Investor relations

Corporate Governance policy

Argeo is committed to healthy corporate governance practices which strengthens and maintains confidence in the Company, thereby contributing to  optimal long-term value creation for shareholders and other stakeholders.

Among other compliance guidelines and procedures, including separate routines for internal control and risk management, Argeo has adopted and implemented, and will at all times and at all organizational levels adhere to, a rigorous corporate governance policy (please see link below).

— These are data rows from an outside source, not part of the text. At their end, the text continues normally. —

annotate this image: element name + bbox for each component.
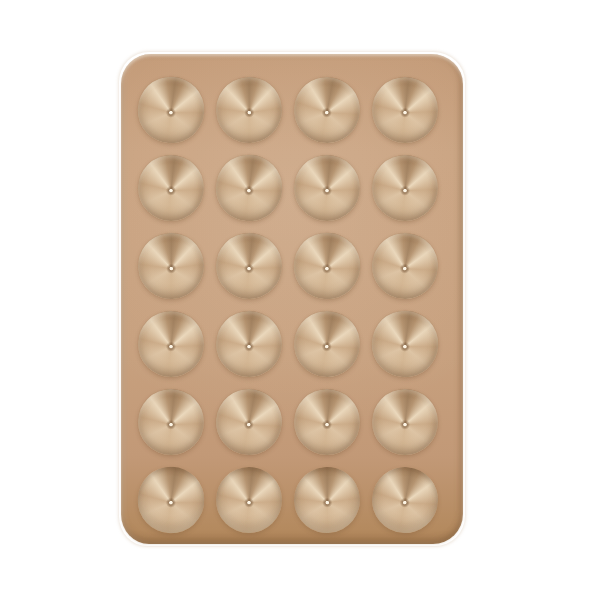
suction-cup-dome-r4c3 [291, 308, 363, 380]
suction-cup-dome-r3c3 [293, 232, 362, 301]
pad-cell-r5c4 [366, 383, 444, 461]
suction-cup-dome-r6c1 [137, 466, 206, 535]
dome-grid [121, 54, 463, 544]
pad-cell-r3c2 [210, 227, 288, 305]
pad-cell-r6c4 [366, 461, 444, 539]
pad-cell-r6c2 [210, 461, 288, 539]
pad-cell-r2c1 [132, 149, 210, 227]
suction-cup-dome-r6c2 [216, 467, 282, 533]
pad-cell-r4c4 [366, 305, 444, 383]
suction-cup-dome-r6c3 [291, 464, 364, 537]
pad-cell-r5c1 [132, 383, 210, 461]
suction-cup-dome-r5c4 [372, 389, 438, 455]
suction-cup-dome-r4c1 [138, 311, 204, 377]
suction-cup-dome-r1c4 [372, 77, 438, 143]
pad-cell-r3c1 [132, 227, 210, 305]
suction-cup-dome-r4c4 [371, 310, 440, 379]
pad-cell-r5c2 [210, 383, 288, 461]
suction-cup-dome-r6c4 [369, 464, 441, 536]
suction-cup-dome-r2c4 [372, 155, 438, 221]
suction-cup-dome-r3c1 [135, 230, 208, 303]
pad-cell-r2c3 [288, 149, 366, 227]
silicone-pad [121, 54, 463, 544]
pad-cell-r6c3 [288, 461, 366, 539]
pad-cell-r4c2 [210, 305, 288, 383]
suction-cup-dome-r3c2 [216, 233, 282, 299]
suction-cup-dome-r3c4 [369, 230, 441, 302]
suction-cup-dome-r2c2 [215, 154, 284, 223]
suction-cup-dome-r5c3 [294, 389, 360, 455]
suction-cup-dome-r5c1 [138, 389, 204, 455]
suction-cup-dome-r1c1 [137, 76, 206, 145]
suction-cup-dome-r4c2 [216, 311, 282, 377]
suction-cup-dome-r5c2 [213, 386, 285, 458]
pad-cell-r1c2 [210, 71, 288, 149]
pad-cell-r4c3 [288, 305, 366, 383]
pad-cell-r1c1 [132, 71, 210, 149]
suction-cup-dome-r1c3 [291, 74, 363, 146]
pad-cell-r2c4 [366, 149, 444, 227]
pad-cell-r1c4 [366, 71, 444, 149]
pad-cell-r2c2 [210, 149, 288, 227]
pad-cell-r3c3 [288, 227, 366, 305]
suction-cup-dome-r2c1 [138, 155, 204, 221]
suction-cup-dome-r1c2 [213, 74, 286, 147]
pad-cell-r4c1 [132, 305, 210, 383]
suction-cup-dome-r2c3 [294, 155, 360, 221]
pad-cell-r5c3 [288, 383, 366, 461]
pad-cell-r1c3 [288, 71, 366, 149]
product-photo [0, 0, 600, 600]
pad-cell-r6c1 [132, 461, 210, 539]
pad-cell-r3c4 [366, 227, 444, 305]
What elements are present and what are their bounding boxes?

The policy is based on the Norwegian Code of Practice for Corporate Governance issued by the Norwegian Corporate Governance Board (NUES) on 14 October 2021, which is regularly updated to capture changes in laws and regulations, as well as development within the national and international governance landscape. The code, which can be downloaded here, is structured around a “comply or explain” principle, whereby any deviations from the code must be explained, and Argeo is pleased to report no deviations. Argeo’s corporate governance policy is, among other things, designed to support achievement of the company’s operational and commercial objectives on behalf of its shareholders, herewith profitability, in an equitable and sustainable manner. By following the policy, both the board of directors and the company’s management ensures openness, honesty and fair dealings, independence between interested stakeholders so as to ensure that decisions are made on an unbiased and neutral basis, equal treatment and equal rights for all stakeholders, as last but not least good control mechanisms contributing to predictability and reduction of both inherent risks and undue outside influence.